Released yesterday, a report to creditors by administrators McGrathNicol said that whilst payments could be expected for secured creditors and employees of RCR Tomlinson, unsecured creditors would see none of the $170 million they are owed.

Founded in 1898, RCR had grown to become a diversified engineering, procurement and construction company operating across sectors such as power, renewable energy, water, rail, roads, mining services, HVAC, facilities management and electrical services.

Despite raising $100 million from shareholders in August, the company went into administration in November owing $435 million amid cost blowouts associated with a solar energy project in Queensland.

The report advised creditors that there was no prospect of continued operation and that the company should be liquidated.

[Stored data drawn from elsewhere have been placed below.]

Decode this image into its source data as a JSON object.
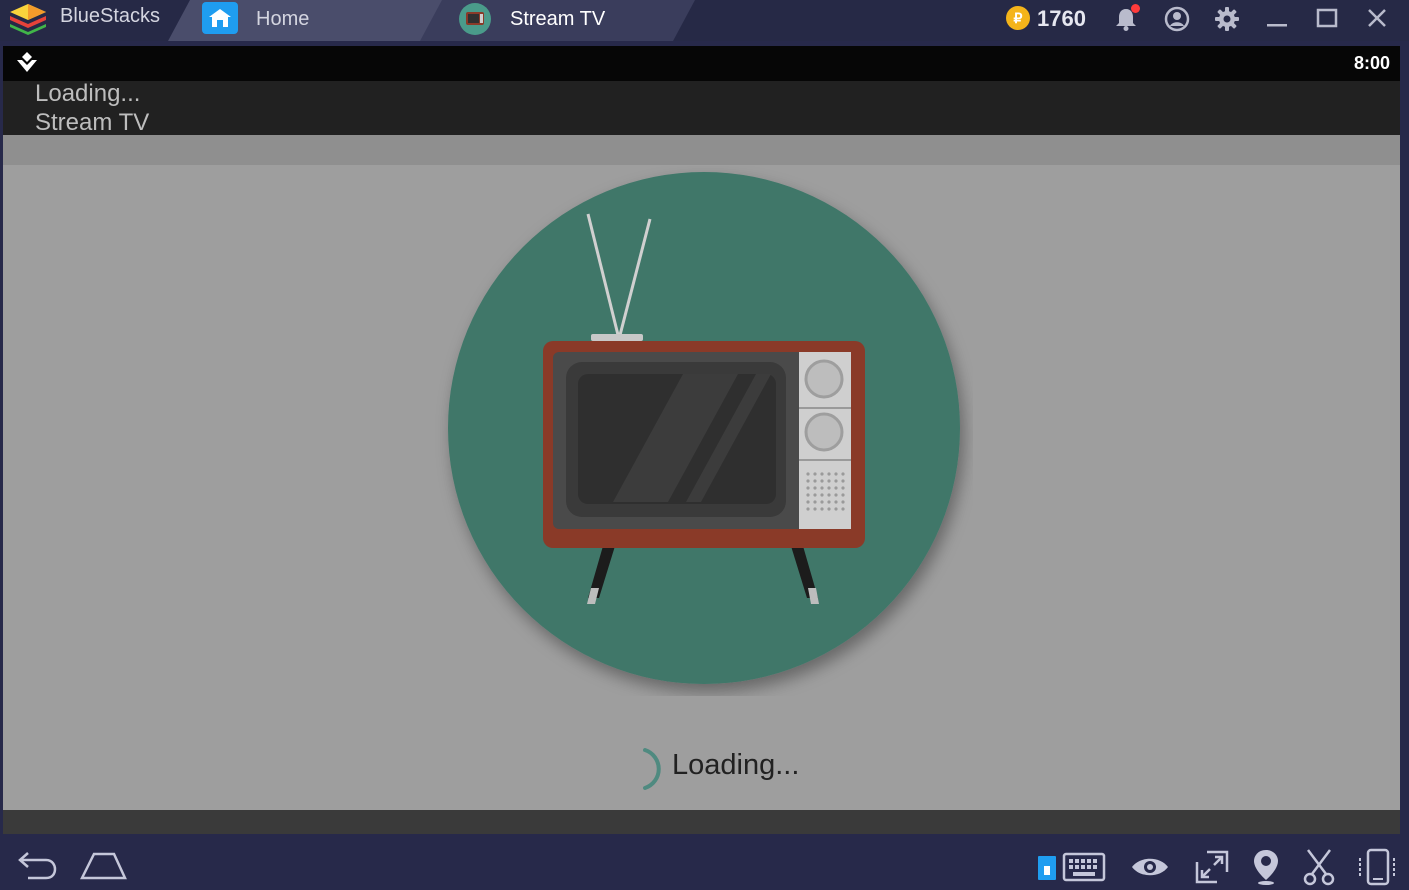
{
  "window": {
    "brand": "BlueStacks",
    "tabs": [
      {
        "label": "Home",
        "icon": "home-icon"
      },
      {
        "label": "Stream TV",
        "icon": "tv-icon"
      }
    ],
    "coins": "1760",
    "controls": [
      "bell-icon",
      "account-icon",
      "gear-icon",
      "minimize-icon",
      "maximize-icon",
      "close-icon"
    ]
  },
  "android": {
    "status_time": "8:00",
    "header": {
      "line1": "Loading...",
      "line2": "Stream TV"
    },
    "loading_text": "Loading...",
    "colors": {
      "circle": "#3f7769",
      "tv_body": "#8a3a28",
      "screen": "#303030",
      "panel": "#cfcfcf"
    }
  },
  "bottom_bar": {
    "left": [
      "back-icon",
      "home-icon"
    ],
    "right": [
      "keyboard-icon",
      "eye-icon",
      "fullscreen-icon",
      "location-icon",
      "scissors-icon",
      "rotate-icon"
    ]
  }
}
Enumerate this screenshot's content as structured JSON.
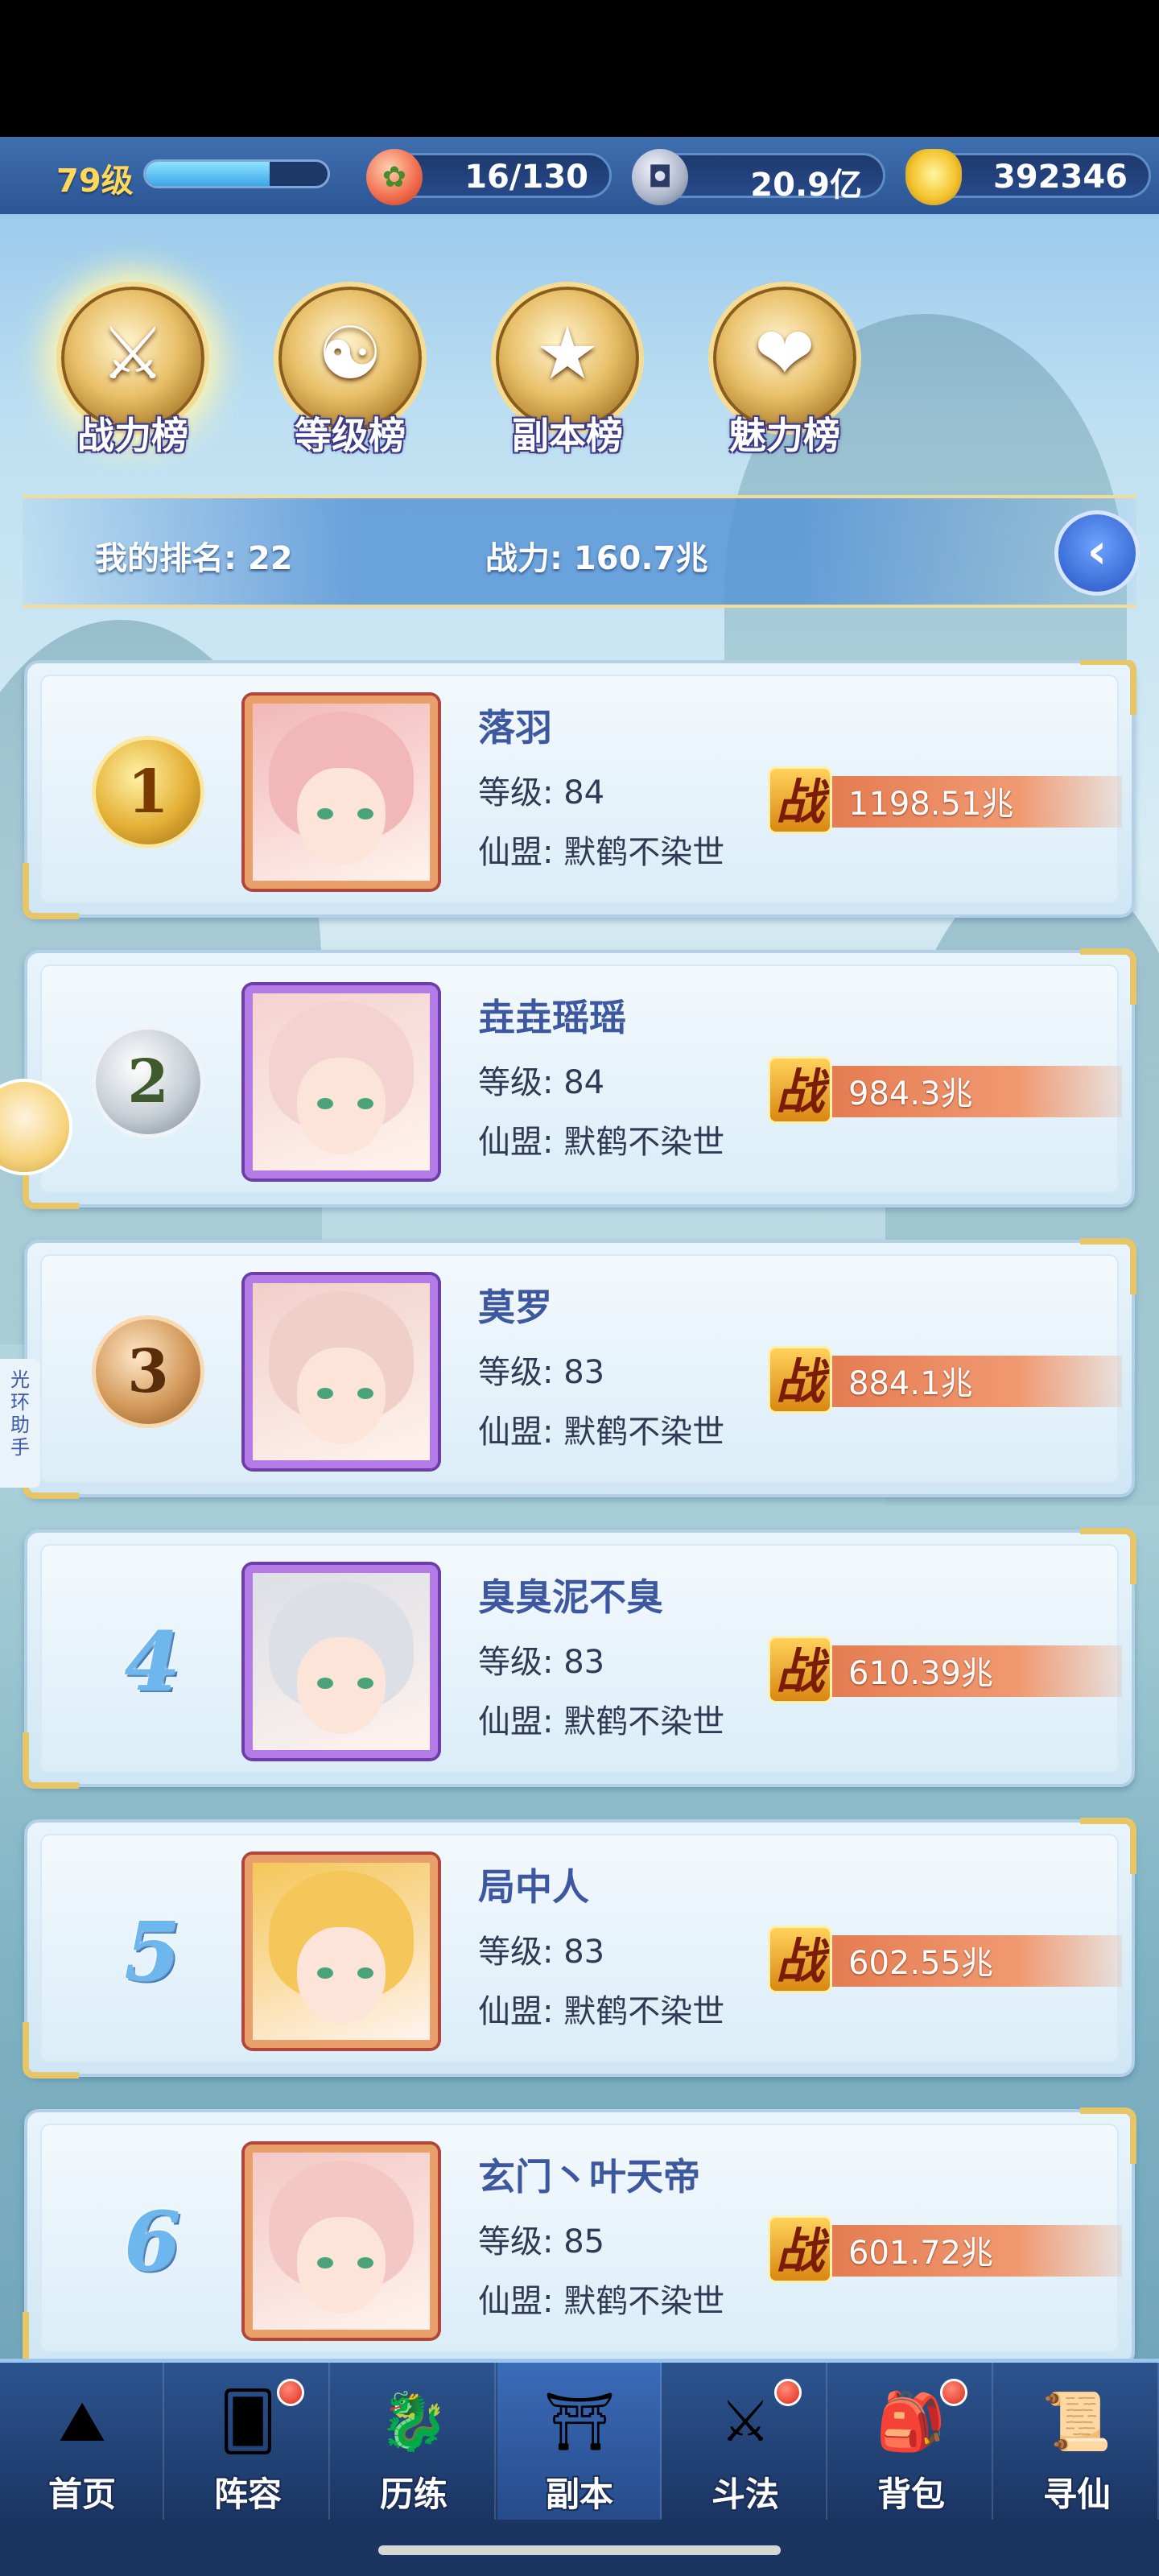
{
  "resources": {
    "level": "79级",
    "exp_progress": 0.68,
    "stamina": "16/130",
    "copper": "20.9亿",
    "gold": "392346"
  },
  "tabs": [
    {
      "label": "战力榜",
      "glyph": "⚔",
      "active": true
    },
    {
      "label": "等级榜",
      "glyph": "☯",
      "active": false
    },
    {
      "label": "副本榜",
      "glyph": "★",
      "active": false
    },
    {
      "label": "魅力榜",
      "glyph": "❤",
      "active": false
    }
  ],
  "my_rank": {
    "rank_text": "我的排名: 22",
    "power_text": "战力: 160.7兆"
  },
  "players": [
    {
      "rank": "1",
      "medal": "gold",
      "name": "落羽",
      "level": "等级: 84",
      "guild": "仙盟: 默鹤不染世",
      "power": "1198.51兆",
      "frame": "red",
      "hair": "#f2b8b8"
    },
    {
      "rank": "2",
      "medal": "silver",
      "name": "垚垚瑶瑶",
      "level": "等级: 84",
      "guild": "仙盟: 默鹤不染世",
      "power": "984.3兆",
      "frame": "purple",
      "hair": "#f4d2cf"
    },
    {
      "rank": "3",
      "medal": "bronze",
      "name": "莫罗",
      "level": "等级: 83",
      "guild": "仙盟: 默鹤不染世",
      "power": "884.1兆",
      "frame": "purple",
      "hair": "#f1cfc9"
    },
    {
      "rank": "4",
      "medal": "",
      "name": "臭臭泥不臭",
      "level": "等级: 83",
      "guild": "仙盟: 默鹤不染世",
      "power": "610.39兆",
      "frame": "purple",
      "hair": "#dcdfe6"
    },
    {
      "rank": "5",
      "medal": "",
      "name": "局中人",
      "level": "等级: 83",
      "guild": "仙盟: 默鹤不染世",
      "power": "602.55兆",
      "frame": "red",
      "hair": "#f5c659"
    },
    {
      "rank": "6",
      "medal": "",
      "name": "玄门丶叶天帝",
      "level": "等级: 85",
      "guild": "仙盟: 默鹤不染世",
      "power": "601.72兆",
      "frame": "red",
      "hair": "#f3c8c4"
    }
  ],
  "power_icon": "战",
  "side_tab": "光环助手",
  "nav": [
    {
      "label": "首页",
      "glyph": "⛰",
      "dot": false,
      "active": false
    },
    {
      "label": "阵容",
      "glyph": "🂠",
      "dot": true,
      "active": false
    },
    {
      "label": "历练",
      "glyph": "🐉",
      "dot": false,
      "active": false
    },
    {
      "label": "副本",
      "glyph": "⛩",
      "dot": false,
      "active": true
    },
    {
      "label": "斗法",
      "glyph": "⚔",
      "dot": true,
      "active": false
    },
    {
      "label": "背包",
      "glyph": "🎒",
      "dot": true,
      "active": false
    },
    {
      "label": "寻仙",
      "glyph": "📜",
      "dot": false,
      "active": false
    }
  ],
  "colors": {
    "accent_gold": "#e7c66a",
    "name_blue": "#3e58a0",
    "power_orange": "#e2744a"
  }
}
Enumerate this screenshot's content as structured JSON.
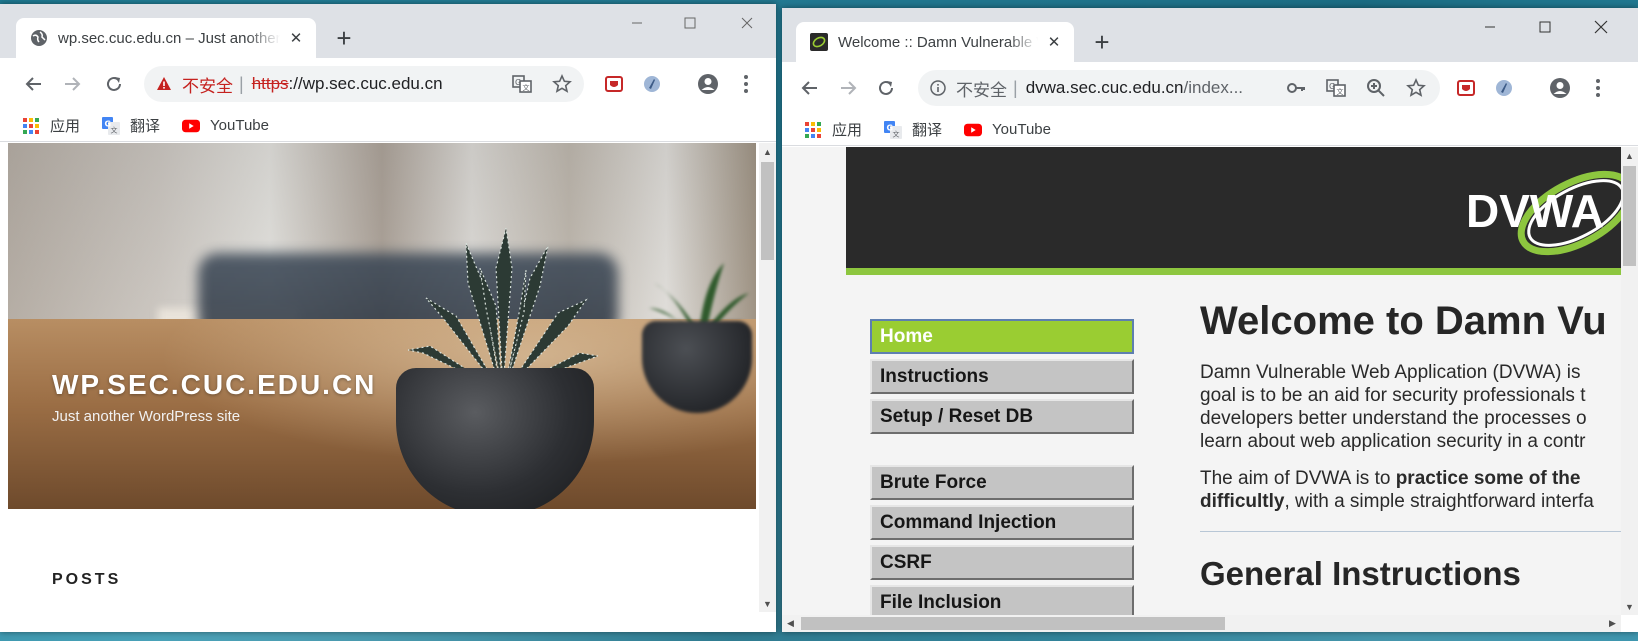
{
  "left_window": {
    "tab_title": "wp.sec.cuc.edu.cn – Just another WordPress site",
    "url_warning": "不安全",
    "url_scheme": "https",
    "url_rest": "://wp.sec.cuc.edu.cn",
    "bookmarks": [
      "应用",
      "翻译",
      "YouTube"
    ],
    "site_title": "WP.SEC.CUC.EDU.CN",
    "tagline": "Just another WordPress site",
    "section_heading": "POSTS"
  },
  "right_window": {
    "tab_title": "Welcome :: Damn Vulnerable Web Application",
    "url_info": "不安全",
    "url_host": "dvwa.sec.cuc.edu.cn",
    "url_path": "/index...",
    "bookmarks": [
      "应用",
      "翻译",
      "YouTube"
    ],
    "logo_text": "DVWA",
    "menu": [
      "Home",
      "Instructions",
      "Setup / Reset DB",
      "Brute Force",
      "Command Injection",
      "CSRF",
      "File Inclusion"
    ],
    "heading": "Welcome to Damn Vu",
    "intro_lines": [
      "Damn Vulnerable Web Application (DVWA) is",
      "goal is to be an aid for security professionals t",
      "developers better understand the processes o",
      "learn about web application security in a contr"
    ],
    "aim_prefix": "The aim of DVWA is to ",
    "aim_bold": "practice some of the",
    "aim_bold2": "difficultly",
    "aim_suffix": ", with a simple straightforward interfa",
    "subheading": "General Instructions"
  },
  "colors": {
    "dvwa_green": "#9acd32",
    "dvwa_header": "#2a2a2a",
    "insecure_red": "#c5221f",
    "tabbar": "#dee1e6"
  }
}
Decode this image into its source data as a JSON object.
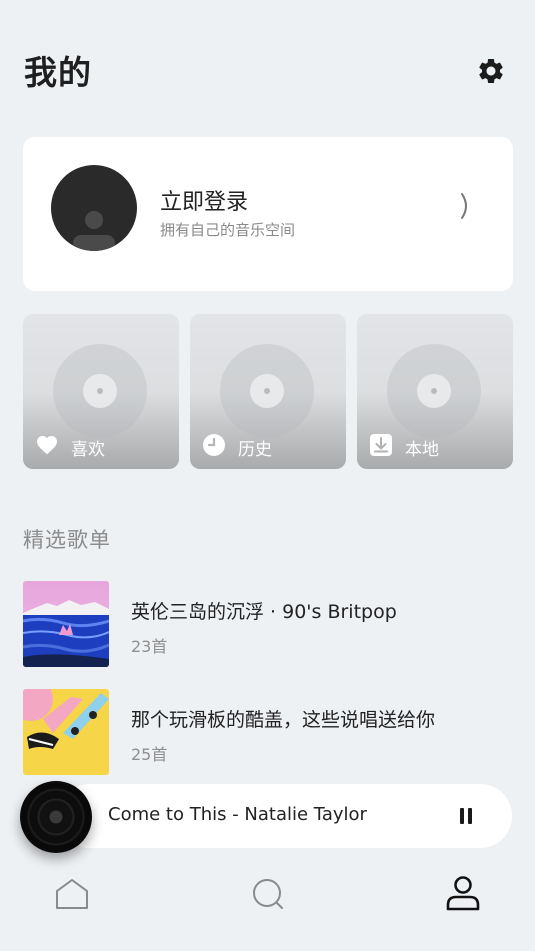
{
  "header": {
    "title": "我的",
    "settings_icon": "gear-icon"
  },
  "login": {
    "title": "立即登录",
    "subtitle": "拥有自己的音乐空间",
    "avatar_icon": "user-avatar-icon",
    "arrow_icon": "chevron-right-icon"
  },
  "tiles": [
    {
      "label": "喜欢",
      "icon": "heart-icon"
    },
    {
      "label": "历史",
      "icon": "clock-icon"
    },
    {
      "label": "本地",
      "icon": "download-icon"
    }
  ],
  "section": {
    "title": "精选歌单"
  },
  "playlists": [
    {
      "title": "英伦三岛的沉浮 · 90's Britpop",
      "count": "23首"
    },
    {
      "title": "那个玩滑板的酷盖，这些说唱送给你",
      "count": "25首"
    }
  ],
  "player": {
    "track": "Come to This - Natalie Taylor",
    "state_icon": "pause-icon"
  },
  "nav": {
    "items": [
      "home-icon",
      "search-icon",
      "profile-icon"
    ],
    "active": "profile-icon"
  },
  "colors": {
    "background": "#eef1f4",
    "card": "#ffffff",
    "text": "#1f1f1f",
    "muted": "#8c8c8c"
  }
}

It said completed sales of the company’s businesses had raised $51 million whilst a further deal to sell power, resource and water units is expected to settle on Friday.

The report also noted that the company could have been trading insolvent for at least one month.

It said the October month-end accounts had demonstrated that the creditor aging profile had increased and that debts were not being paid when due.

Of the $435 million owed, up to $232 million is owed to secured creditors including the Commonwealth Bank, $33 million is owed to former employees and $170 million is owed to unsecured creditors.

Of these amounts, secured creditors are expected to receive between $72 million and $157 million and former staff were likely to get between $16 million and $18 million.

Unsecured creditors including suppliers and subcontractors would not receive any of the amounts they are owed.